When the Gameboy reached the latter part of its life cycle, interest began to wane (as is common). However, the system defied the normal product curve because of the enormous success of a single title.
Pokémon Red and Green were released in 1996 in Japan. Red and Blue arrived in the West first in late 1998 in North America and Australia, before completing distribution in Europe in early 1999.
The original Game Boy entered he market in 1989, with the final shipment leaving the factory in 2003. “Following the generally accepted theory on platform lifecycles, it is natural for you to presume that the sales of Nintendo 3DS will drop X percent each year or we cannot expect a huge increase in Wii U sales,” Iwata says. “On another front, we have witnessed one single software title completely change the entire picture of our business many times. I believe one of the most impressive stories was the time when people thought the Game Boy platform was virtually over. However, a software title called "Pokémon" turned things around for the platform and ended up creating the biggest annual sales for Game Boy in the latter half of the platform’s eventual lifecycle.”

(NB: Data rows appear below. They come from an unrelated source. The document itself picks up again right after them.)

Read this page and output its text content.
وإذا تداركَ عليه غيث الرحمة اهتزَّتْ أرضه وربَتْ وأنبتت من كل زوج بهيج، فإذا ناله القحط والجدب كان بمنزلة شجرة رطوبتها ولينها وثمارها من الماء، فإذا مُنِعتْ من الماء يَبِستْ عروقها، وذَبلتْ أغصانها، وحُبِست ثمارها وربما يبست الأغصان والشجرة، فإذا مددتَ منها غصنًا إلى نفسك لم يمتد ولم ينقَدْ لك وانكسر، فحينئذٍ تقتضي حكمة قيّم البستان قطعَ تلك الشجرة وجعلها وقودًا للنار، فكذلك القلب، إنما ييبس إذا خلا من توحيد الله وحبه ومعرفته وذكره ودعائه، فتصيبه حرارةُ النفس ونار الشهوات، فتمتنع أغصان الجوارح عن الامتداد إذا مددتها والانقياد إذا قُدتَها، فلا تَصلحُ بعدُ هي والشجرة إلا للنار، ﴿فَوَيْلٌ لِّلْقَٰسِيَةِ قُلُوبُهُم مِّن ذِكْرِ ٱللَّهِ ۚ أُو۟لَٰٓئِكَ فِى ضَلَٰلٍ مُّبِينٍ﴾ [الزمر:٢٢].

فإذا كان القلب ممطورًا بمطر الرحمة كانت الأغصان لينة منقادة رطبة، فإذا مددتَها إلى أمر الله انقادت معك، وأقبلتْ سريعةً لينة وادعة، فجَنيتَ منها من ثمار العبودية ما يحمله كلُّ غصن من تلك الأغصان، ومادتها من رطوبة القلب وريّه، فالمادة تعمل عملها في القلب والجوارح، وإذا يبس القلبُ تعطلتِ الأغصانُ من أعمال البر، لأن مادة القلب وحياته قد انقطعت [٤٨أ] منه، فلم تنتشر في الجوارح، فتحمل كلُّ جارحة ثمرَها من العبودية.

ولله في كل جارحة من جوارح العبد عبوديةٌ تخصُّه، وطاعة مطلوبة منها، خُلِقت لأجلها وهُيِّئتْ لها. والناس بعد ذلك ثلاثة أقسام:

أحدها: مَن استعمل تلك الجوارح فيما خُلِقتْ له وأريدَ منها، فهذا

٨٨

While Iwata doesn’t suggest which title in the upcoming lineup might be the savior for one or both of these systems, he remains confident. “We do not believe that the situation so far means that there will not be a bright future,” he continues. “However, we should learn from our experiences of not being able to perfectly respond to certain social changes such as changes in the way consumers collect and receive information.”
To this point, Iwata reiterates that the company will be changing the way it approaches smart devices. Nintendo is also considering new ways to use its intellectual property and characters (as the company has previously stated). Still, Iwata carefully points out that this does not mean flocking to mobile as a way to quickly capture revenue.
Unfortunately, Iwata is also conservative about the coming year and what investors should expect in terms of financial performance. He also suggests that products won’t be changing course, but the company’s communications with customers will.
“Our goal of the fiscal year ending March 2017 will be to make the video game business robust,” Iwata says. “If our software were not receiving high evaluations from both professional reviewers and consumers, our ability to create marketable products and services itself must be questioned. However, since this is not the case, and our products are receiving high scores but are still not selling as expected, there is much to be done in the way we incorporate aspects into our products that sell themselves, and in the way we communicate with consumers to promote and sell our products.”
As for Nintendo’s Quality of Life product, we shouldn’t expect to see them at market for a while. Nintendo says that it anticipates those yet to be detailed products won’t contribute to profits until the fiscal year that ends March 31, 2017.
There have been a number of financial flukes that have yielded big, unexpected rewards in the industry. Majesco was saved from threat of NASDAQ delisting by Cooking Mama and Zumba on two separate occasions. Pokémon extended the Game Boy’s life by years and served as a springboard into the future. Big wins can change a company's fortune entirely.
I don’t think it’s impossible for Nintendo to see a title like that revitalize the Wii U or 3DS, but it’s improbable. The Legend of Zelda will help sell more Wii U consoles, but it isn’t the revolutionary game that will change minds for those that have already written the console off. It also won’t bring third parties back to the table. As for the 3DS, there’s more potential (especially if paired with the New 3DS), but I still haven’t seen anything on the horizon that might generate that worldwide appeal.